“They’ve put me off!” he said. “Or it was a mistake. I knew it was too good to be true.”
“It’s not that,” said Tina, “it’s Carlo!” Carlo was their little boy, who was nearly four years old.
“What?” said Margaritis.
Tina dragged him into their little sitting-room. “He is ill,” she said, “very ill, and I don’t know what’s the matter with him.”
Margaritis turned pale. “Let me see him,” he said. “We must get a doctor.”
“The doctor is coming: I went for him at once,” she said. And then they walked on tiptoe into the bedroom where Carlo was lying in his cot, tossing about, and evidently in a raging fever. Half an hour later the doctor came. Margaritis and Tina waited, silent and trembling with anxiety, while he examined the child. At last he came from the bedroom with a grave face. He said that the child was very seriously ill, but that if he got through the night he would very probably recover.
“I must send a telegram,” said Margaritis to Tina. “I cannot possibly go.” Tina squeezed his hand, and then with a brave smile she went back to the sick-room.

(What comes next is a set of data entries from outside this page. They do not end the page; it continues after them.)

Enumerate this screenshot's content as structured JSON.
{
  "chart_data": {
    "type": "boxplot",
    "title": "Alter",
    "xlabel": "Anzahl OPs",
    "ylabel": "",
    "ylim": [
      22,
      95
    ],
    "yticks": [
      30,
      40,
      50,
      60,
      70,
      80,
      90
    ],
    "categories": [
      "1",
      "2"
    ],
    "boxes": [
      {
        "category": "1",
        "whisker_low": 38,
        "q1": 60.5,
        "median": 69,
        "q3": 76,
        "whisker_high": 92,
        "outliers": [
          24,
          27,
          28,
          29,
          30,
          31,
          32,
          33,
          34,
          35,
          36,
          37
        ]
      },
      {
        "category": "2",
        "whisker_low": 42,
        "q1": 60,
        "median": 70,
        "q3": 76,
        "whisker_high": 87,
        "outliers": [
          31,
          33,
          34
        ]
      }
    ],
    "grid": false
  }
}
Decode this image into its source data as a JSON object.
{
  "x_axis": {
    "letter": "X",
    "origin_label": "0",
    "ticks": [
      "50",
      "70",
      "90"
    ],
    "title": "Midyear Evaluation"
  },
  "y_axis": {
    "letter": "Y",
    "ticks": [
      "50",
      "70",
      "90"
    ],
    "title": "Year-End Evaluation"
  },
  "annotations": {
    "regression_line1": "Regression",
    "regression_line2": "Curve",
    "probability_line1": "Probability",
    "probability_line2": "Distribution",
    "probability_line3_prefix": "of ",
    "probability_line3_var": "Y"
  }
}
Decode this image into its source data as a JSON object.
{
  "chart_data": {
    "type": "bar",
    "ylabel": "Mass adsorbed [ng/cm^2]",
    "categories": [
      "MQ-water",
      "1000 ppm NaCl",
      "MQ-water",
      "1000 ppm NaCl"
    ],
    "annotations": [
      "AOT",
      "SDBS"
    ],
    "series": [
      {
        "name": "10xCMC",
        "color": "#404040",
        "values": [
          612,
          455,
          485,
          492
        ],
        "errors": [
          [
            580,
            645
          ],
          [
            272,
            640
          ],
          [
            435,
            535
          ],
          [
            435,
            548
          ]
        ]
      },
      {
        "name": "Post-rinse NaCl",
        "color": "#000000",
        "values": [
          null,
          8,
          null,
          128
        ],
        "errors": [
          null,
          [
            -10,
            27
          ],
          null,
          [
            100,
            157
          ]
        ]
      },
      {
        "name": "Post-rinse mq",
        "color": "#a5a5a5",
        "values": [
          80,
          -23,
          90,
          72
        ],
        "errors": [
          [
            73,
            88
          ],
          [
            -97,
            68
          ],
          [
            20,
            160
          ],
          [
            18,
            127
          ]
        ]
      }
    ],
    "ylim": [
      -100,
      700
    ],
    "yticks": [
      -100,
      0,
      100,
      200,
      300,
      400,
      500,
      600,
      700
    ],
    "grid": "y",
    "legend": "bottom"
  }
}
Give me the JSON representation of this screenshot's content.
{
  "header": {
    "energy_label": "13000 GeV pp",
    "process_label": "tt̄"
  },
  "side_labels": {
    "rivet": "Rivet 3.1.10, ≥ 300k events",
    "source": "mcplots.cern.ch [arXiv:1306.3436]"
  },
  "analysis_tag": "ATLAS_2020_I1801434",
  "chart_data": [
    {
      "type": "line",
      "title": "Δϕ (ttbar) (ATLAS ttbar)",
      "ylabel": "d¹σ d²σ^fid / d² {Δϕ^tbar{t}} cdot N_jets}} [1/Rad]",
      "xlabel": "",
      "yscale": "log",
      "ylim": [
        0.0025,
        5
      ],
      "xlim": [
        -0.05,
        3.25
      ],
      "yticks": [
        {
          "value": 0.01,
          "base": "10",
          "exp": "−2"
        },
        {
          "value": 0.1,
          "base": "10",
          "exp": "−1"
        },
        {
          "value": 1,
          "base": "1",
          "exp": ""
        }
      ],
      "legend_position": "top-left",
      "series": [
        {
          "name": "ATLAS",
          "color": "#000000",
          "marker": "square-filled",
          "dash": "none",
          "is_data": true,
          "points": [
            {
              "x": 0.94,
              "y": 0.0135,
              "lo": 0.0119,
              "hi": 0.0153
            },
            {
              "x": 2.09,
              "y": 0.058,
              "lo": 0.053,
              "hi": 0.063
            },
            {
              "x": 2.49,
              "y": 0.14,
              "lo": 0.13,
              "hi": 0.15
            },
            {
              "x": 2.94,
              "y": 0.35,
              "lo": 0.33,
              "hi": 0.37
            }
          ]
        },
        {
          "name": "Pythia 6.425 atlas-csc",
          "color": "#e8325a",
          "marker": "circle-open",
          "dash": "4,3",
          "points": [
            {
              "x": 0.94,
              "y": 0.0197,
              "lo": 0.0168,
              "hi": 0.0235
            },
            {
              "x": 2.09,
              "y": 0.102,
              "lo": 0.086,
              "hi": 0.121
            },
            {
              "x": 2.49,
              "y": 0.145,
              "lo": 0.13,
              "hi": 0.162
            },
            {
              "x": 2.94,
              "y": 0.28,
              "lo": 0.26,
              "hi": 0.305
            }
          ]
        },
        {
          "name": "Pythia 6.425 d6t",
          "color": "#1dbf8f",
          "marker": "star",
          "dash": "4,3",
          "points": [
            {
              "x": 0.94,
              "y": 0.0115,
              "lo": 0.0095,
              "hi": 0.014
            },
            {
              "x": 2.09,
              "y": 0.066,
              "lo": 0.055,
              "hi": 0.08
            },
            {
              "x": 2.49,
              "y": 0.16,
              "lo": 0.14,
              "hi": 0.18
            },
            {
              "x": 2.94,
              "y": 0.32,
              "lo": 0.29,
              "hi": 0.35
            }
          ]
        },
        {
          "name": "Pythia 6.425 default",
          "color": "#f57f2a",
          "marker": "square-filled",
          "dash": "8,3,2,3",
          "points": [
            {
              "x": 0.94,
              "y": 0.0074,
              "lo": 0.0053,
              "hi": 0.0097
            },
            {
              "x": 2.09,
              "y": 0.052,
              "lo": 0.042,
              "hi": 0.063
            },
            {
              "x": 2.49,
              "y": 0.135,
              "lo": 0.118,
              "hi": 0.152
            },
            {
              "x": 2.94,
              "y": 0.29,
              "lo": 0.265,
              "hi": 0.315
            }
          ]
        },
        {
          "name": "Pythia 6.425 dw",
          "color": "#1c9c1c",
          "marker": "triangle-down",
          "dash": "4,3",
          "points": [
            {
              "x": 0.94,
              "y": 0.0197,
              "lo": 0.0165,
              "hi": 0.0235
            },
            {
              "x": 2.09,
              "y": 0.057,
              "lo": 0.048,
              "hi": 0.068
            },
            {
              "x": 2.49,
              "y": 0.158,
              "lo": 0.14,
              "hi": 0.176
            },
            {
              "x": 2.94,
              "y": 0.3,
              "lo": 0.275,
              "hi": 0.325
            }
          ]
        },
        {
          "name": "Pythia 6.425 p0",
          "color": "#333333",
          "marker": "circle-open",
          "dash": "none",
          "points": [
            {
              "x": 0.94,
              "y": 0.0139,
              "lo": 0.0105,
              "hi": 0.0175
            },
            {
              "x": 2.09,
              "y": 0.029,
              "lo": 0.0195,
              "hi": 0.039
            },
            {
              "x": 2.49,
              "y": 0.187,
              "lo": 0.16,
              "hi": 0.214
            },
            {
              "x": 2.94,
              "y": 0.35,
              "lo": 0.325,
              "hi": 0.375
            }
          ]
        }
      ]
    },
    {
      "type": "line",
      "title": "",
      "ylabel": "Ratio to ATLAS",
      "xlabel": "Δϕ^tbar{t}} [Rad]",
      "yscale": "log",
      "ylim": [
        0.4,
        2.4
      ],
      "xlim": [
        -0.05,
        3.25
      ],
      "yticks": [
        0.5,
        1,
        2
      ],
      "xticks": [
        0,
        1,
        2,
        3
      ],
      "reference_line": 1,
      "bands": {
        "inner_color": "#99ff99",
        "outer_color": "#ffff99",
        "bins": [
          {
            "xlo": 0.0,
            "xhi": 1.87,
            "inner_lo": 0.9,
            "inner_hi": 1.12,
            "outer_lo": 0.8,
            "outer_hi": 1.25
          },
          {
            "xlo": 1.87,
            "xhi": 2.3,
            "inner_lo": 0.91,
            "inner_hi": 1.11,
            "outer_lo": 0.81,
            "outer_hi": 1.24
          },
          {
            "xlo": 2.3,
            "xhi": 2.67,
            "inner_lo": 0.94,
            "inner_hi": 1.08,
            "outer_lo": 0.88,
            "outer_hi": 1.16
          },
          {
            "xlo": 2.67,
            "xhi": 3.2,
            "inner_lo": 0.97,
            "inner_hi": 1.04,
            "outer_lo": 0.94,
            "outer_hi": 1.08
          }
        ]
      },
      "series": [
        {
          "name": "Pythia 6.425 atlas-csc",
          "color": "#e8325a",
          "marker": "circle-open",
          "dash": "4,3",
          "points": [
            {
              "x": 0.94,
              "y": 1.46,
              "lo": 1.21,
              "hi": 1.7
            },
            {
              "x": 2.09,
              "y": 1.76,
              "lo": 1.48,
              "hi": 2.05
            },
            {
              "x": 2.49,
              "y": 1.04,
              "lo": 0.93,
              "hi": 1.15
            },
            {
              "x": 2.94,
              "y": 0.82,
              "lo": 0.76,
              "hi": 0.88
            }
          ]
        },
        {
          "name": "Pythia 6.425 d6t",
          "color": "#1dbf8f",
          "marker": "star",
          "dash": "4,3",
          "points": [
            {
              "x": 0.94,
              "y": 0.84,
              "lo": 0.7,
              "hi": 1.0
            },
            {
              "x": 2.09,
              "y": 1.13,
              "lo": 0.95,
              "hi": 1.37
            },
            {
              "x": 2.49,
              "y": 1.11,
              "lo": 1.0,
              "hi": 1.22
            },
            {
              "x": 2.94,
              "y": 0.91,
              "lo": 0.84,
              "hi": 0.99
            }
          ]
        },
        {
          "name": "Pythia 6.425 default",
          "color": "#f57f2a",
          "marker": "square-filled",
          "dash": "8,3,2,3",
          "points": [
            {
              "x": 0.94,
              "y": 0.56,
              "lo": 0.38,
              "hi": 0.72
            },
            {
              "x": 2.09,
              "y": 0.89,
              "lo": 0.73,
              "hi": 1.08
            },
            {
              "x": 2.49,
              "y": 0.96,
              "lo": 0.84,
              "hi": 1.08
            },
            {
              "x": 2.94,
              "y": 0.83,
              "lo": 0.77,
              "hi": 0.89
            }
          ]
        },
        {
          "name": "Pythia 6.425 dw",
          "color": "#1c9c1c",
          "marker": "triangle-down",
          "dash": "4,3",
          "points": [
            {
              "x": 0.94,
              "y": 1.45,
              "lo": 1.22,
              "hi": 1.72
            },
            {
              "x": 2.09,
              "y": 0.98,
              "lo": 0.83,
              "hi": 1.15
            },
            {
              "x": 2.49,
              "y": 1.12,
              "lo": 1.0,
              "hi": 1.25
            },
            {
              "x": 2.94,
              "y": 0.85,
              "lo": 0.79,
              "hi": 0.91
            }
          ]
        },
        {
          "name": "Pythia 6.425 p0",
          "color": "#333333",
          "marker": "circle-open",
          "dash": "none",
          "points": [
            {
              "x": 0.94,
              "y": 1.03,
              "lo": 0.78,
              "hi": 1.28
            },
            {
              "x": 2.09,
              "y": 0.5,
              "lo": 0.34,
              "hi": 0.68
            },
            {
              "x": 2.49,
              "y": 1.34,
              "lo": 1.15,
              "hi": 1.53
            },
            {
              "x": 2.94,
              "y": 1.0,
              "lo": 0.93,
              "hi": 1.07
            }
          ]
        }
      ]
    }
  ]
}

Margaritis took a telegraph form out of a shabby leather portfolio, sat down before the dining-table on which the cloth had been laid for tea (for the sitting-room was the dining-room also), and wrote out the telegram. And as he wrote his tears fell on the writing and smudged it. His grief overcame him, and he buried his face in his hands and sobbed. “What the Fates give with one hand,” he thought to himself, “they take away with another!” Then he heard himself, he knew not why, invoking the gods of Greece, the ancient gods of Olympus, to help him. And at that moment the whole room seemed to be filled with a strange light, and he saw the wonderful figure of a man with a shining face and eyes that seemed infinitely sad and at the same time infinitely luminous. The figure held a lyre, and said to him in Greek:—
“It is well. All will be well. I will take your place at the concert!”
When the vision had vanished, the half written telegram on his table had disappeared also.